Both the Head of the Tax Chamber and the Provincial Administrative Court ruled that the generated income upon merger should not be deemed to be income under Article 10 Section 1 of the CIT Act, but the income should be subject to taxation pursuant to general tax principles. Due to the fact that the income would be related to the acquisition of a company, it cannot be treated as payment referred under Article 22 Section 1 of the CIT Act. By the same token, the exemption under Article 22 Section 4 of the CIT Act would not apply. Consequently, the income of a parent company in relation to the takeover of the assets of a limited liability company would not be subject to a CIT exemption on the principles specified in Article 22 Sections 4-4b of the CIT Act.

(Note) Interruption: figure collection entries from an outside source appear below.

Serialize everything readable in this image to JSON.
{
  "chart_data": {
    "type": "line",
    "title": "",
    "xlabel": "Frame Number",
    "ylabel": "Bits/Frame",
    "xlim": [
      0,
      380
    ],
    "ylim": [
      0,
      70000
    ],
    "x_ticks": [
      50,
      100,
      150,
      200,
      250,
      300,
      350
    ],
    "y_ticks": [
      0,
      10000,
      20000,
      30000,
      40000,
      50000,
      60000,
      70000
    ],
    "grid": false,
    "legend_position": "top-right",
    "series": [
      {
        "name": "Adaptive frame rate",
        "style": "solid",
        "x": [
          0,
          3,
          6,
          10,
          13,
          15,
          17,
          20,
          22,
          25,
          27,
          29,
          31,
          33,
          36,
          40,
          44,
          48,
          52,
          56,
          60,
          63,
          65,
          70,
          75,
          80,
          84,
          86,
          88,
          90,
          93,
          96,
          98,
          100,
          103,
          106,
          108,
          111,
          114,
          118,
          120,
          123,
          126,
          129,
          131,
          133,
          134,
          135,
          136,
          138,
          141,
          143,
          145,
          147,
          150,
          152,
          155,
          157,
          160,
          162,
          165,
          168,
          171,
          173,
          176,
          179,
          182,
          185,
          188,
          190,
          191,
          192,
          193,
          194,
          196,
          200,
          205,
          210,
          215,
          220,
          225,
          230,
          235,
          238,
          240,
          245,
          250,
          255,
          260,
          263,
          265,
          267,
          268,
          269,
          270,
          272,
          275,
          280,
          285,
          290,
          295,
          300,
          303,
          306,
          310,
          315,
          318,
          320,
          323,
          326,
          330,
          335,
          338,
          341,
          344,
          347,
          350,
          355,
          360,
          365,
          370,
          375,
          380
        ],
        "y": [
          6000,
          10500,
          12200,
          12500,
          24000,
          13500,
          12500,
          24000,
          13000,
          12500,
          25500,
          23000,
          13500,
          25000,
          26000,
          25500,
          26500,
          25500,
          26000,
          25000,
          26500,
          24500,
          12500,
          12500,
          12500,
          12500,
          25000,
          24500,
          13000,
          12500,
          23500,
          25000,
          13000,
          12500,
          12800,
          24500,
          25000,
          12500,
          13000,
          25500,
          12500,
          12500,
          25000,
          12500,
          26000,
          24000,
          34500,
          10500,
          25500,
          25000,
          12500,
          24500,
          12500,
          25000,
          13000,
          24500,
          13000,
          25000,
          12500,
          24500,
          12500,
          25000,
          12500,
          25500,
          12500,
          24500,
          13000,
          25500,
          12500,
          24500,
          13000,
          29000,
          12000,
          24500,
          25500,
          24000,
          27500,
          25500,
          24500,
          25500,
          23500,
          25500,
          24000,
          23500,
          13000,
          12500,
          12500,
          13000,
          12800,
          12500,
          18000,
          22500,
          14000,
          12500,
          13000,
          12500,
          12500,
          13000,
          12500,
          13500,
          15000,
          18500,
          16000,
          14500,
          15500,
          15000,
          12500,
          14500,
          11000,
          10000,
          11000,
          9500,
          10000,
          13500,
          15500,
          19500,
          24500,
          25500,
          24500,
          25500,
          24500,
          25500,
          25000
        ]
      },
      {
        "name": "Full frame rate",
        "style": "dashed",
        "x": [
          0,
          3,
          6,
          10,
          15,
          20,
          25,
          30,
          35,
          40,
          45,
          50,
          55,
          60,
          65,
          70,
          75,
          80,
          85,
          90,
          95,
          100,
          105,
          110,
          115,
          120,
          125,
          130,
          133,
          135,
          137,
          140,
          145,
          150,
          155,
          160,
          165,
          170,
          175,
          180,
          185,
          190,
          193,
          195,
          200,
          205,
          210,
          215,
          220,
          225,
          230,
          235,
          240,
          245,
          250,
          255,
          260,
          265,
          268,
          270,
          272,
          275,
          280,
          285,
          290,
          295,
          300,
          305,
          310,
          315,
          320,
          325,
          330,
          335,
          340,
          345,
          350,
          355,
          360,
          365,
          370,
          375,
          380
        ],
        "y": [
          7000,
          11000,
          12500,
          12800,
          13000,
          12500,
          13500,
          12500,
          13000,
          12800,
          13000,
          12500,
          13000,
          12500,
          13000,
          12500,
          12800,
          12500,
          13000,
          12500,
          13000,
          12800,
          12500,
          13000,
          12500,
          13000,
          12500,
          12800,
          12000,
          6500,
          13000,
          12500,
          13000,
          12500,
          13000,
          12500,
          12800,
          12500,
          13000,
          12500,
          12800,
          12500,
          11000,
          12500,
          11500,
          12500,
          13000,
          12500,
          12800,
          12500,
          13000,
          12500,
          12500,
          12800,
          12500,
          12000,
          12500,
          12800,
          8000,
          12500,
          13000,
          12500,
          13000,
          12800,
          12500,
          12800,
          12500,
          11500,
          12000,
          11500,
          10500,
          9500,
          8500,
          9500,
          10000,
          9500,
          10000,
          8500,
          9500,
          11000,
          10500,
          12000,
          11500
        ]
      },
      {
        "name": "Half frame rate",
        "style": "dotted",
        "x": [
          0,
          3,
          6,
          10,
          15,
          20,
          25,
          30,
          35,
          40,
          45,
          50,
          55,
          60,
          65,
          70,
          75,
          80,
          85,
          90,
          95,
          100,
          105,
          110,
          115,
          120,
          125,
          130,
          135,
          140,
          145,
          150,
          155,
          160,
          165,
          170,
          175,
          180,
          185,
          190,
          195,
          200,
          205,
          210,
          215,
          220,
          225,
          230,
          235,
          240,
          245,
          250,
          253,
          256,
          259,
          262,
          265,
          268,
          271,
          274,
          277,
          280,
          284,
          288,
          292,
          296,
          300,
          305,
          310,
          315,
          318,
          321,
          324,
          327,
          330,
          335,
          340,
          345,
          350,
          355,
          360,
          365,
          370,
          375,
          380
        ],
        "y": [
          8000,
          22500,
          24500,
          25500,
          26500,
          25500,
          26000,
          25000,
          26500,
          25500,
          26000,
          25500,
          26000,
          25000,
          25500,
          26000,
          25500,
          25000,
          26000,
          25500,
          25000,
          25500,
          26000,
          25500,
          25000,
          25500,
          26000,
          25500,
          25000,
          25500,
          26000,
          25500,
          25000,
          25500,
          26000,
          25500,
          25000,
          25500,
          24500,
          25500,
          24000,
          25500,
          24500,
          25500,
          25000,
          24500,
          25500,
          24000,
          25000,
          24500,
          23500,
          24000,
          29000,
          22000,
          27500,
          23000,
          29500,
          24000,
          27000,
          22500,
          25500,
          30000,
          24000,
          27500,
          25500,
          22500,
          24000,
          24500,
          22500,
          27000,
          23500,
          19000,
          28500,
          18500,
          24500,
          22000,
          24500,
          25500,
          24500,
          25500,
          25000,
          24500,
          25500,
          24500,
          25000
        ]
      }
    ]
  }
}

Thus far, the problem of economic justifiability of a merger has not been the object of too many court rulings. In practice, the stance favoured to date in respect of upstream mergers was that, if a surviving company being a shareholder in a target company for a minimum period of 2 years, the possible income which could be generated in connection with the merger should be subject to tax exemption as provided for in Article 22 Sections 4-4b of the CIT Act. The stance confirmed by the commented court ruling indicates that there is a risk that the tax authorities may in future question the above approach. If a merger is considered, it is highly advisable to carry out a detailed analysis, including its evidenced economic justification, in order to eliminate this negative interpretation.